Comme l'huile est une exsudation du bois du tronc, ce procédé
consiste à entayer l'arbre à la hache jusqu'au coeur. Non
seulement une partie de l'huile est ainsi répandue sur le sol,
et perdue, mais encore l'arbre, absolument épuisé, meurt
le plus souvent, ou, tout du moins, ne peut jamais donner plus tard une
nouvelle récolte. Non satisfaits encore de cette destruction méthodique,
quelques extracteurs sans conscience, mélangent à l'huile
de copahu de la graisse fondue de singe coata (Atèles), inutilisant
ainsi le produit et provoquant la baisse des prix en raison de la méfiance
légitime des acheteurs.
Le meilleur système pour extraire complètement l'huile de
copahu (ou copaiba), tout en ménageant le copayer est le suivant
: à l'aide d'une échelle, on perce avec une tarière,
à la partie supérieure du tronc, un trou atteigant l'axe
de l'arbre; on le bouche ensuite avec un tampon de bois préparé
à cet effet. On fait un trou semblable à la partie inférieure
du tronc et on y adapte un tube en bambou. Dès qu'on débouche
l'orifice supérieure, l'huile s'écoule lentement par le
tube et peut-être facilement recueillie. L'opération terminée,
on obture les deux trous avec de l'argile. On arbre donne communément
entre 5 et 20 litres d'huile.
L'huile
de copahu ou de copaiba ou baume de copaiba est un liquide de consistance
sirupeuse, transparent, blanc jaunâtre, d'un goût âpre
et répugnant.
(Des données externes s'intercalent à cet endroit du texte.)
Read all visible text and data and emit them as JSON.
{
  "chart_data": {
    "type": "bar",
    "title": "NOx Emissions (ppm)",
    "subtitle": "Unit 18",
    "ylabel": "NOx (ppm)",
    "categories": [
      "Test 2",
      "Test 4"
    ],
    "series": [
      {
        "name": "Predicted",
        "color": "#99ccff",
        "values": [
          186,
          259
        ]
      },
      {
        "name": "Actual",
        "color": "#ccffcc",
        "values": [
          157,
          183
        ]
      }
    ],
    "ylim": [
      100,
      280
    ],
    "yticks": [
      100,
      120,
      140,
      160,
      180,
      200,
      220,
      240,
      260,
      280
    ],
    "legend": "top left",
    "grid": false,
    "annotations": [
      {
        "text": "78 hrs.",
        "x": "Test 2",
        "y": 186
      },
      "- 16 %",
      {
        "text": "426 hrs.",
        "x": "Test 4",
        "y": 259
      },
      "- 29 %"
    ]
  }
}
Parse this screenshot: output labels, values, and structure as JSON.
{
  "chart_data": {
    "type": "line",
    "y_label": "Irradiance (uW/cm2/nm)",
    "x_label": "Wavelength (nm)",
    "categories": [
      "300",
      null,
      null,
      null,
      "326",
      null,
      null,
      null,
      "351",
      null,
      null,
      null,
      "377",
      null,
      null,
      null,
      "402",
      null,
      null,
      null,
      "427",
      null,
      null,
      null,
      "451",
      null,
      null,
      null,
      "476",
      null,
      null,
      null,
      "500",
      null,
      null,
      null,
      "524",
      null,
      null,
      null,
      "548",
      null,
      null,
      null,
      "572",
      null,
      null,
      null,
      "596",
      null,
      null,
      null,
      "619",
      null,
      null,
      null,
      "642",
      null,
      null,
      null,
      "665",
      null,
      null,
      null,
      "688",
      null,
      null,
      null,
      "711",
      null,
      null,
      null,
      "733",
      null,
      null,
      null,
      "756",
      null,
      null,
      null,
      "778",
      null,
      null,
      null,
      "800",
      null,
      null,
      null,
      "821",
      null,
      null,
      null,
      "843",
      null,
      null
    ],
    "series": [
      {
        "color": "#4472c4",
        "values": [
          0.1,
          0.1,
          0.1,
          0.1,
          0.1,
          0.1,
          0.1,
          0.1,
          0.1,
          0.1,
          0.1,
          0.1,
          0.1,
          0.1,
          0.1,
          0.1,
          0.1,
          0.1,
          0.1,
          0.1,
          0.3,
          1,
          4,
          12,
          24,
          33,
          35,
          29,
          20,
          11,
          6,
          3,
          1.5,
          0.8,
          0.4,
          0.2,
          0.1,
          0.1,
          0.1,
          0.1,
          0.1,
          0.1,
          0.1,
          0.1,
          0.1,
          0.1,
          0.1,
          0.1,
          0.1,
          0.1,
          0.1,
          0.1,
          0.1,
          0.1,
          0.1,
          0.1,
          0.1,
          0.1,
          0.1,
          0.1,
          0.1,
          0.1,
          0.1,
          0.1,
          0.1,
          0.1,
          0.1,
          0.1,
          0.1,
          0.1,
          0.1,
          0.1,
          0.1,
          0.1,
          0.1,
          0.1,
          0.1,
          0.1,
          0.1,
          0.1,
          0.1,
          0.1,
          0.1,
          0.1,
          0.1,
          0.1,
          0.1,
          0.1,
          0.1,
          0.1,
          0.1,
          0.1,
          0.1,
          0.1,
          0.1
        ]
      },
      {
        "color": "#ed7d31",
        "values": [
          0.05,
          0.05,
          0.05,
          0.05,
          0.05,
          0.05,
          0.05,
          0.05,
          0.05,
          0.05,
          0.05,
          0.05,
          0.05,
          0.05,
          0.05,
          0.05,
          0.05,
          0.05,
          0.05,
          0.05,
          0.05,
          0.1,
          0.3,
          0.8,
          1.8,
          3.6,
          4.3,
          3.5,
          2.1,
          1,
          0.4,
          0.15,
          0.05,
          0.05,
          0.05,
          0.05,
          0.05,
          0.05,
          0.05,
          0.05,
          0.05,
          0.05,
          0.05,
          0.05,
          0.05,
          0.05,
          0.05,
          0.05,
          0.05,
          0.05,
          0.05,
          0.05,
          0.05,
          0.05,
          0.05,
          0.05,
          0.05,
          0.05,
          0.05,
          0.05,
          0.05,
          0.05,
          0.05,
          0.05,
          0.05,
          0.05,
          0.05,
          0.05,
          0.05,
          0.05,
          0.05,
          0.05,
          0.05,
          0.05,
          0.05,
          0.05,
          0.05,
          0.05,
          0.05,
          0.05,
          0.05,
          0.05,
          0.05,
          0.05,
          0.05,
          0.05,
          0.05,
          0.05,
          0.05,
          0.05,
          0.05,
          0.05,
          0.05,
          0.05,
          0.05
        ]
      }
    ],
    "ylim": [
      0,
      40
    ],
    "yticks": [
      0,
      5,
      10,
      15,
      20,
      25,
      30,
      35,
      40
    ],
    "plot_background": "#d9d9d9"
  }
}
Elle est astringente et très employée
comme médicament interne. Appliquée sur les blessures, elle
en facilite singulièrement la cicatrisation.)
Ce texte de Paul
Le Cointe de 1922 nous montre que la destruction de l'Amazonie a débuté
il y a bien longtemps. Aujourd'hui, l'huile de copaiba est importé
du Pérou et c'est un procédé proche de celui décrit
ci-dessus qui est employé.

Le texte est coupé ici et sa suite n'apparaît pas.